I experience boredom very often and it's an essential part of my world. Whether it's beginning of school break, finishing big project/homework or being at home all day on Sundays, I would stare at my phone scrolling through my YouTube feed, then fixate vacantly at the ceiling awaiting the next inspiration, sometimes dozing off in the process.
I sometimes confuse boredom with procrastination and vice versa because these two produce similar emotions and unpleasant feelings. When I don't feel like doing anything and humming the Lazy Song, I would either see it as boredom or procrastination or both.
I'm in the final years of college, starting to feel the mounting peer pressure of getting internships and side hustles. Despite the seemingly vast selection of jobs and apprenticeships, most of them did not appeal much to me. Sure, you don't know how enjoying and rewarding it would mean to you until you get your hands on it, but their job descriptions somehow turn me off. What's more, school breaks doesn't give you enough time to complete a single internship. So here I am, bored as hell, planting my butt cheeks on the stool writing this at the speed of 80 WPM.
There's a silver lining to boredom, though it's sometimes hard to see.
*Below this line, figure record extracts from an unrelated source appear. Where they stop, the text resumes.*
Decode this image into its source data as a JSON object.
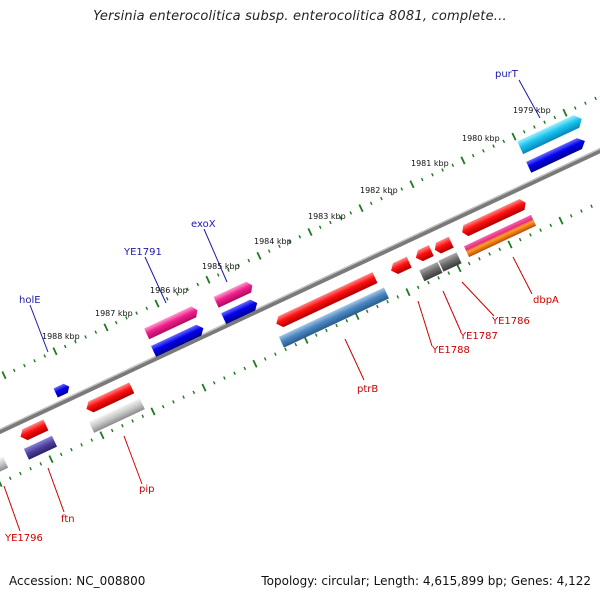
{
  "title": "Yersinia enterocolitica subsp. enterocolitica 8081, complete...",
  "footer": {
    "accession": "Accession: NC_008800",
    "summary": "Topology: circular; Length: 4,615,899 bp; Genes: 4,122"
  },
  "colors": {
    "backbone": "#8a8a8a",
    "ticks": "#1f7a1f",
    "label_top": "#1a1aa8",
    "label_bottom": "#cc0000"
  },
  "kbp_labels": [
    "1979 kbp",
    "1980 kbp",
    "1981 kbp",
    "1982 kbp",
    "1983 kbp",
    "1984 kbp",
    "1985 kbp",
    "1986 kbp",
    "1987 kbp",
    "1988 kbp"
  ],
  "labels_top": [
    "purT",
    "exoX",
    "YE1791",
    "holE"
  ],
  "labels_bottom": [
    "dbpA",
    "YE1786",
    "YE1787",
    "YE1788",
    "ptrB",
    "pip",
    "ftn",
    "YE1796"
  ]
}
It sends me an signal that I'm not enjoying what I'm doing. Many times I would continue double down on a project because I have invested effort and time on it, even if it's unreasonable to continue on. Boredom urges me to reassess the state I'm currently in, therefore I'd be less prone to sunk-cost fallacy.
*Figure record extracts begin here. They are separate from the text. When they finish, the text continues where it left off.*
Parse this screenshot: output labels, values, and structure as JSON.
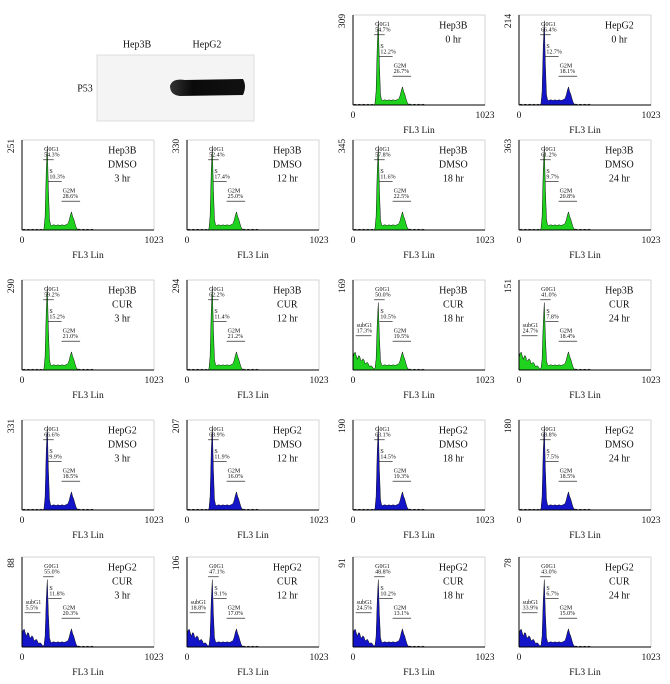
{
  "blot": {
    "lanes": [
      "Hep3B",
      "HepG2"
    ],
    "protein": "P53"
  },
  "panels": [
    {
      "ymax": "309",
      "xmin": "0",
      "xmax": "1023",
      "xlabel": "FL3 Lin",
      "color": "#1ed21e",
      "lines": [
        "Hep3B",
        "0 hr"
      ],
      "gates": [
        {
          "name": "G0G1",
          "pct": "54.7%"
        },
        {
          "name": "S",
          "pct": "12.2%"
        },
        {
          "name": "G2M",
          "pct": "26.7%"
        }
      ]
    },
    {
      "ymax": "214",
      "xmin": "0",
      "xmax": "1023",
      "xlabel": "FL3 Lin",
      "color": "#1414c8",
      "lines": [
        "HepG2",
        "0 hr"
      ],
      "gates": [
        {
          "name": "G0G1",
          "pct": "66.4%"
        },
        {
          "name": "S",
          "pct": "12.7%"
        },
        {
          "name": "G2M",
          "pct": "18.1%"
        }
      ]
    },
    {
      "ymax": "251",
      "xmin": "0",
      "xmax": "1023",
      "xlabel": "FL3 Lin",
      "color": "#1ed21e",
      "lines": [
        "Hep3B",
        "DMSO",
        "3 hr"
      ],
      "gates": [
        {
          "name": "G0G1",
          "pct": "54.3%"
        },
        {
          "name": "S",
          "pct": "10.3%"
        },
        {
          "name": "G2M",
          "pct": "28.6%"
        }
      ]
    },
    {
      "ymax": "330",
      "xmin": "0",
      "xmax": "1023",
      "xlabel": "FL3 Lin",
      "color": "#1ed21e",
      "lines": [
        "Hep3B",
        "DMSO",
        "12 hr"
      ],
      "gates": [
        {
          "name": "G0G1",
          "pct": "52.4%"
        },
        {
          "name": "S",
          "pct": "17.4%"
        },
        {
          "name": "G2M",
          "pct": "25.0%"
        }
      ]
    },
    {
      "ymax": "345",
      "xmin": "0",
      "xmax": "1023",
      "xlabel": "FL3 Lin",
      "color": "#1ed21e",
      "lines": [
        "Hep3B",
        "DMSO",
        "18 hr"
      ],
      "gates": [
        {
          "name": "G0G1",
          "pct": "57.8%"
        },
        {
          "name": "S",
          "pct": "11.6%"
        },
        {
          "name": "G2M",
          "pct": "22.5%"
        }
      ]
    },
    {
      "ymax": "363",
      "xmin": "0",
      "xmax": "1023",
      "xlabel": "FL3 Lin",
      "color": "#1ed21e",
      "lines": [
        "Hep3B",
        "DMSO",
        "24 hr"
      ],
      "gates": [
        {
          "name": "G0G1",
          "pct": "61.2%"
        },
        {
          "name": "S",
          "pct": "9.7%"
        },
        {
          "name": "G2M",
          "pct": "20.8%"
        }
      ]
    },
    {
      "ymax": "290",
      "xmin": "0",
      "xmax": "1023",
      "xlabel": "FL3 Lin",
      "color": "#1ed21e",
      "lines": [
        "Hep3B",
        "CUR",
        "3 hr"
      ],
      "gates": [
        {
          "name": "G0G1",
          "pct": "59.2%"
        },
        {
          "name": "S",
          "pct": "15.2%"
        },
        {
          "name": "G2M",
          "pct": "21.0%"
        }
      ]
    },
    {
      "ymax": "294",
      "xmin": "0",
      "xmax": "1023",
      "xlabel": "FL3 Lin",
      "color": "#1ed21e",
      "lines": [
        "Hep3B",
        "CUR",
        "12 hr"
      ],
      "gates": [
        {
          "name": "G0G1",
          "pct": "62.2%"
        },
        {
          "name": "S",
          "pct": "11.4%"
        },
        {
          "name": "G2M",
          "pct": "21.2%"
        }
      ]
    },
    {
      "ymax": "169",
      "xmin": "0",
      "xmax": "1023",
      "xlabel": "FL3 Lin",
      "color": "#1ed21e",
      "lines": [
        "Hep3B",
        "CUR",
        "18 hr"
      ],
      "gates": [
        {
          "name": "subG1",
          "pct": "17.3%"
        },
        {
          "name": "G0G1",
          "pct": "50.0%"
        },
        {
          "name": "S",
          "pct": "10.5%"
        },
        {
          "name": "G2M",
          "pct": "19.5%"
        }
      ]
    },
    {
      "ymax": "151",
      "xmin": "0",
      "xmax": "1023",
      "xlabel": "FL3 Lin",
      "color": "#1ed21e",
      "lines": [
        "Hep3B",
        "CUR",
        "24 hr"
      ],
      "gates": [
        {
          "name": "subG1",
          "pct": "24.7%"
        },
        {
          "name": "G0G1",
          "pct": "41.0%"
        },
        {
          "name": "S",
          "pct": "7.8%"
        },
        {
          "name": "G2M",
          "pct": "18.4%"
        }
      ]
    },
    {
      "ymax": "331",
      "xmin": "0",
      "xmax": "1023",
      "xlabel": "FL3 Lin",
      "color": "#1414c8",
      "lines": [
        "HepG2",
        "DMSO",
        "3 hr"
      ],
      "gates": [
        {
          "name": "G0G1",
          "pct": "66.6%"
        },
        {
          "name": "S",
          "pct": "9.9%"
        },
        {
          "name": "G2M",
          "pct": "18.5%"
        }
      ]
    },
    {
      "ymax": "207",
      "xmin": "0",
      "xmax": "1023",
      "xlabel": "FL3 Lin",
      "color": "#1414c8",
      "lines": [
        "HepG2",
        "DMSO",
        "12 hr"
      ],
      "gates": [
        {
          "name": "G0G1",
          "pct": "68.9%"
        },
        {
          "name": "S",
          "pct": "11.9%"
        },
        {
          "name": "G2M",
          "pct": "16.0%"
        }
      ]
    },
    {
      "ymax": "190",
      "xmin": "0",
      "xmax": "1023",
      "xlabel": "FL3 Lin",
      "color": "#1414c8",
      "lines": [
        "HepG2",
        "DMSO",
        "18 hr"
      ],
      "gates": [
        {
          "name": "G0G1",
          "pct": "63.1%"
        },
        {
          "name": "S",
          "pct": "14.5%"
        },
        {
          "name": "G2M",
          "pct": "19.3%"
        }
      ]
    },
    {
      "ymax": "180",
      "xmin": "0",
      "xmax": "1023",
      "xlabel": "FL3 Lin",
      "color": "#1414c8",
      "lines": [
        "HepG2",
        "DMSO",
        "24 hr"
      ],
      "gates": [
        {
          "name": "G0G1",
          "pct": "68.8%"
        },
        {
          "name": "S",
          "pct": "7.5%"
        },
        {
          "name": "G2M",
          "pct": "18.5%"
        }
      ]
    },
    {
      "ymax": "88",
      "xmin": "0",
      "xmax": "1023",
      "xlabel": "FL3 Lin",
      "color": "#1414c8",
      "lines": [
        "HepG2",
        "CUR",
        "3 hr"
      ],
      "gates": [
        {
          "name": "subG1",
          "pct": "5.5%"
        },
        {
          "name": "G0G1",
          "pct": "55.0%"
        },
        {
          "name": "S",
          "pct": "11.8%"
        },
        {
          "name": "G2M",
          "pct": "20.3%"
        }
      ]
    },
    {
      "ymax": "106",
      "xmin": "0",
      "xmax": "1023",
      "xlabel": "FL3 Lin",
      "color": "#1414c8",
      "lines": [
        "HepG2",
        "CUR",
        "12 hr"
      ],
      "gates": [
        {
          "name": "subG1",
          "pct": "18.8%"
        },
        {
          "name": "G0G1",
          "pct": "47.1%"
        },
        {
          "name": "S",
          "pct": "9.1%"
        },
        {
          "name": "G2M",
          "pct": "17.0%"
        }
      ]
    },
    {
      "ymax": "91",
      "xmin": "0",
      "xmax": "1023",
      "xlabel": "FL3 Lin",
      "color": "#1414c8",
      "lines": [
        "HepG2",
        "CUR",
        "18 hr"
      ],
      "gates": [
        {
          "name": "subG1",
          "pct": "24.5%"
        },
        {
          "name": "G0G1",
          "pct": "48.8%"
        },
        {
          "name": "S",
          "pct": "10.2%"
        },
        {
          "name": "G2M",
          "pct": "13.1%"
        }
      ]
    },
    {
      "ymax": "78",
      "xmin": "0",
      "xmax": "1023",
      "xlabel": "FL3 Lin",
      "color": "#1414c8",
      "lines": [
        "HepG2",
        "CUR",
        "24 hr"
      ],
      "gates": [
        {
          "name": "subG1",
          "pct": "33.9%"
        },
        {
          "name": "G0G1",
          "pct": "43.0%"
        },
        {
          "name": "S",
          "pct": "6.7%"
        },
        {
          "name": "G2M",
          "pct": "15.0%"
        }
      ]
    }
  ]
}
As I've mentioned in the beginning, boredom sometimes offer inspiration as a gift. My mind would wander when I'm not focusing anything on particular. And that when I start seeing things from a different perspective or view, which enables me to solve difficult problems and make better decisions.
In conclusion, being bored is never a pleasant feeling, but it's one feeling that you can't live without. Without it, I'd be forever doing stuff that no longer matters and having no reason to reflect what I've done and how far I've gone. Avoiding or alleviating boredom means continue living in ignorance and neglect.
Thanks for reading and writing's kinda therapeutic ngl.